( b. Oct 26, 1916 - d. Oct 16, 2009 ) Female
Natasha Rawson died peacefully at home on October 16, 2009, 10 days before her 93rd birthday. She was born in Shanghai, China, where her Russian parents, George Victor and Ludmila de Renkule Synnerberg, resided. Natasha was educated on three continents, studying art in France and music in California. In her teens, she excelled in art and had a daily fashion sketch in the English/Chinese newspaper in Shanghai.
In 1934, at age 18, Natasha traveled to New York City, where she continued commercial fashion art for the newspapers. In New York, Natasha's extraordinary beauty was noticed, and she received offers to model and auditions for Broadway plays. Talented, fluent in many languages including Russian, French and English, Natasha had starring roles in three Broadway plays, performing with acting greats Ethel Merman, Ronald Coleman, Jack Buchanan, and Lupe Vélez.
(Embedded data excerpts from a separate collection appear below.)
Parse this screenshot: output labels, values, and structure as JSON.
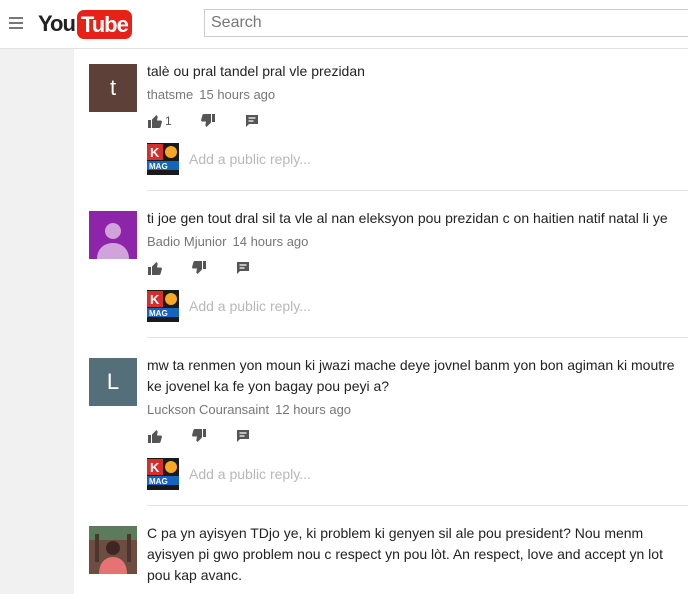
{
  "header": {
    "logo_you": "You",
    "logo_tube": "Tube",
    "search_placeholder": "Search"
  },
  "reply_placeholder": "Add a public reply...",
  "reply_avatar_text": "KC MAG",
  "comments": [
    {
      "avatar_letter": "t",
      "avatar_color": "#5d4037",
      "text": "talè ou pral tandel pral vle prezidan",
      "author": "thatsme",
      "time": "15 hours ago",
      "like_count": "1"
    },
    {
      "avatar_letter": "",
      "avatar_color": "#8e24aa",
      "text": "ti joe gen tout dral sil ta vle al nan eleksyon pou prezidan c on haitien natif natal li ye",
      "author": "Badio Mjunior",
      "time": "14 hours ago",
      "like_count": ""
    },
    {
      "avatar_letter": "L",
      "avatar_color": "#546e7a",
      "text": "mw ta renmen yon moun ki jwazi mache deye jovnel banm yon bon agiman ki moutre ke jovenel ka fe yon bagay pou peyi a?",
      "author": "Luckson Couransaint",
      "time": "12 hours ago",
      "like_count": ""
    },
    {
      "avatar_letter": "",
      "avatar_color": "#8d6e63",
      "text": "C pa yn ayisyen TDjo ye, ki problem ki genyen sil ale pou president? Nou menm ayisyen pi gwo problem nou c respect yn pou lòt. An respect, love and accept yn lot pou kap avanc.",
      "author": "",
      "time": "",
      "like_count": ""
    }
  ]
}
As a John Powers model, she appeared in Life Magazine, The Saturday Evening Post, and Vogue (often on the covers) and on billboards across the US. She sang and performed at the Plaza Hotel, and took ballet classes with famed Russian choreographer George Balanchine, co-founder and balletmaster of the New York City Ballet.
While in New York, Natasha met and married Texan William Branton Rawson. Soon after their marriage, the young couple moved to Houston, where Natasha became involved in the arts painting portraits, playing the piano, and singing. She studied painting at the Museum of Fine Arts, Houston, and was a private pupil of world-celebrated court painter Boleslaw Czedekowski. Her pastels, charcoals and oils are included in numerous private collections. As a mezzo-soprano, she sang leading roles with Boris Goldovsky and the Houston Grand Opera, gave song recitals, and was a featured soloist with Leopold Stokowski conducting.
In 1955, Natasha organized a gathering in her home, which led to the formation of the Houston Foundation for Ballet, which today has a successful professional company The Houston Ballet.
Through a continuous intensive study of the Bible, she produced seven paintings representing the divine view, and taught Bible classes in Houston. Her research into beliefs, cultures and religions led to her book, published in 1981, Search for Truth.